The scientific classification of hair has its own complex history, sometimes reflecting societal biases. Traditional systems that categorized human hair into broad “ethnic” subgroups (African, Asian, European) failed to grasp the spectrum of human biological diversity. More contemporary approaches, such as the Irizarry Hair Texture Scale, aim to define hair types based on physical features like curl pattern, density, and style, without relying on problematic ethnic categories. This shift acknowledges that hair characteristics exist on continuums, not as discrete racialized boxes.
It is worth noting that even modern hair typing systems, such as Andre Walker’s, which categorize hair into numerical types (1-4, with sub-letters), have historical links to eugenics-era classifications.
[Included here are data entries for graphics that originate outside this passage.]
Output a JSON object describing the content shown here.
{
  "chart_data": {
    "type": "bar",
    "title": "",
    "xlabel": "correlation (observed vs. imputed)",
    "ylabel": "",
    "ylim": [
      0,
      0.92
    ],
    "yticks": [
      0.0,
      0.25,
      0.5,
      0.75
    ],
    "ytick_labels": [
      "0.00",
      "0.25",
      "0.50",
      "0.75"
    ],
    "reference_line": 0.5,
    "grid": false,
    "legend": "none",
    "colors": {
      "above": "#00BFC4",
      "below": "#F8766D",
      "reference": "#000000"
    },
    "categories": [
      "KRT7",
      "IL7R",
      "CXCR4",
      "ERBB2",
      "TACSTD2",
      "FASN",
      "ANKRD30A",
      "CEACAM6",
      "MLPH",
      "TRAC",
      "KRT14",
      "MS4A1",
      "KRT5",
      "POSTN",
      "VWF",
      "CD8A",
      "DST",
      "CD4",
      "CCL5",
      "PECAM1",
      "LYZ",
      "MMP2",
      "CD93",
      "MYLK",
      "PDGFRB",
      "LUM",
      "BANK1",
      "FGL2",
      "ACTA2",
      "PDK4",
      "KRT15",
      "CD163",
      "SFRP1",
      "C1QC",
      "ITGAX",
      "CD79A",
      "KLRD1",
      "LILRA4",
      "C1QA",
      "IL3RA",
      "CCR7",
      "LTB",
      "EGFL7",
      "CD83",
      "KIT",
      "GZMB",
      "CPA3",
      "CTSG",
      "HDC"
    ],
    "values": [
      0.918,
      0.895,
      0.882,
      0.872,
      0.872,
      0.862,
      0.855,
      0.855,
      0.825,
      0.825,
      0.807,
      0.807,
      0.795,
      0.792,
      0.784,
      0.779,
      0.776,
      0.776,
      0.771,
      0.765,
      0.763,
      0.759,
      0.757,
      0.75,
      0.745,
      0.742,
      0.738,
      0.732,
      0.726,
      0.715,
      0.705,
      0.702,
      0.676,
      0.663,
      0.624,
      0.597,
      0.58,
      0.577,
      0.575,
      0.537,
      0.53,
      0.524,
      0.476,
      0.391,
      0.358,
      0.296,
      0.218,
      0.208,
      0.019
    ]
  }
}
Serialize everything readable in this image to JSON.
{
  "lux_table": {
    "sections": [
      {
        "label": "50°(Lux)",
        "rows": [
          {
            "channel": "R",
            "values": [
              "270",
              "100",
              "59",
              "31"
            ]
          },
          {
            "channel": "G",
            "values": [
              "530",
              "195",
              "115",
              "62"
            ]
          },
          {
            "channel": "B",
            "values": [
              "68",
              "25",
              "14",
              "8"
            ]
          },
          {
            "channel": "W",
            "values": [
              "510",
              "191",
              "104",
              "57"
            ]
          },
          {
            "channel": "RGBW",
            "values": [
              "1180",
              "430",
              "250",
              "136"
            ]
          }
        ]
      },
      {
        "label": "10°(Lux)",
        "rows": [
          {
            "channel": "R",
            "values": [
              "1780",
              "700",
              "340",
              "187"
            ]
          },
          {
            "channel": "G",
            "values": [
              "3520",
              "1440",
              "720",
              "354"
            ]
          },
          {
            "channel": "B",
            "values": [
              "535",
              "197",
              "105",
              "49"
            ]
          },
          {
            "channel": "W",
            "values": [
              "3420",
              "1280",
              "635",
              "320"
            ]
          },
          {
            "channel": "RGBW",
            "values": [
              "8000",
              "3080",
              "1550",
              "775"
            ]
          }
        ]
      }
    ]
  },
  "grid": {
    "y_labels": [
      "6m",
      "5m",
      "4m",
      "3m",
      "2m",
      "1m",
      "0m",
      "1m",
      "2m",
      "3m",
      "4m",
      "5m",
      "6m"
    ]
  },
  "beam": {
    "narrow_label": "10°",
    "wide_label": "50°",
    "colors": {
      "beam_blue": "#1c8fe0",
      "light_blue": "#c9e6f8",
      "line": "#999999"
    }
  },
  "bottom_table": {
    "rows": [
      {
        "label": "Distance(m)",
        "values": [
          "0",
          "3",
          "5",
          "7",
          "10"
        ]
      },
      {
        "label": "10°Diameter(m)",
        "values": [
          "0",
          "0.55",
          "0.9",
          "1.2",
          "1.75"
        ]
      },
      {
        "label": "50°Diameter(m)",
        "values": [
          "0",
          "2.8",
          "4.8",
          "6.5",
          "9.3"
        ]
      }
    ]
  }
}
Eugen Fischer, a Nazi German scientist, developed an early system in the early 1900s to determine “Blackness” based on hair texture. This historical context underscores the deep-seated nature of hair discrimination and the importance of legislation like the CROWN Act, which seeks to dismantle these biases. The CROWN Act represents a critical anti-discrimination effort, working to address systemic inequities where hair-based biases intersect with broader societal patterns of disadvantage.

Reflection
The journey of textured hair, from the communal rituals of ancient lands to the legislative chambers of today, truly embodies a living archive, a continuous conversation between past and present. Each coil, each strand, whispers stories of ingenuity, spirit, and unwavering identity. The wisdom of our ancestors, expressed through their meticulous care rituals and the profound meanings they assigned to hair, reverberates through contemporary practices. We see this wisdom not just in the ingredients we choose or the protective styles we adorn, but in the very act of upholding the intrinsic beauty of our hair.
The CROWN Act, then, stands as a modern echo of this timeless struggle for self-possession. It is a legal affirmation that the deeply rooted expressions of textured hair heritage—braids, locs, twists, and all their variations—are not mere trends or personal preferences to be judged, but integral facets of identity deserving of respect and protection. It is a recognition that the fight for cultural acceptance often begins with the very visible markers of who we are.
Our hair, once a silent language of status and spirituality, later became a silent protest against oppression, and now, through such legislation, becomes a loud declaration of freedom. It is a testament to the enduring soul of a strand, forever connected to its source, forever unbound.

References
- Byrd, Ayana, and Lori L. Tharps. Hair Story ❉ Untangling the Roots of Black Hair in America. St. Martin’s Press, 2001.
- Carrington, Victoria. The Politics of Hair ❉ The Cultural and Historical Signifiance of Hair in African American and Black Cultures. Syracuse University Press, 2017.
- Dove CROWN Research Study, 2019.
- Gaines, K. M. et al. “Hair Discrimination and the CROWN Act ❉ A Review of the Research and Policy Landscape.” Journal of Public Health Policy, 2023.
- Irizarry, Yasmiyn. “The Irizarry Hair Texture Scale (IHT).” OSF Preprints, 2024.
- Jenkins v. Blue Cross Mutual Hospital Insurance, 538 F.2d 164 (7th Cir. 1976).
- Sims, T. Pirtle, W. and Johnson-Arnold, S. “Hair and the Construction of Race in the United States.” Sociology Compass, 2020.
- Walker, Andre. Andre Talks Hair. Simon & Schuster, 1997.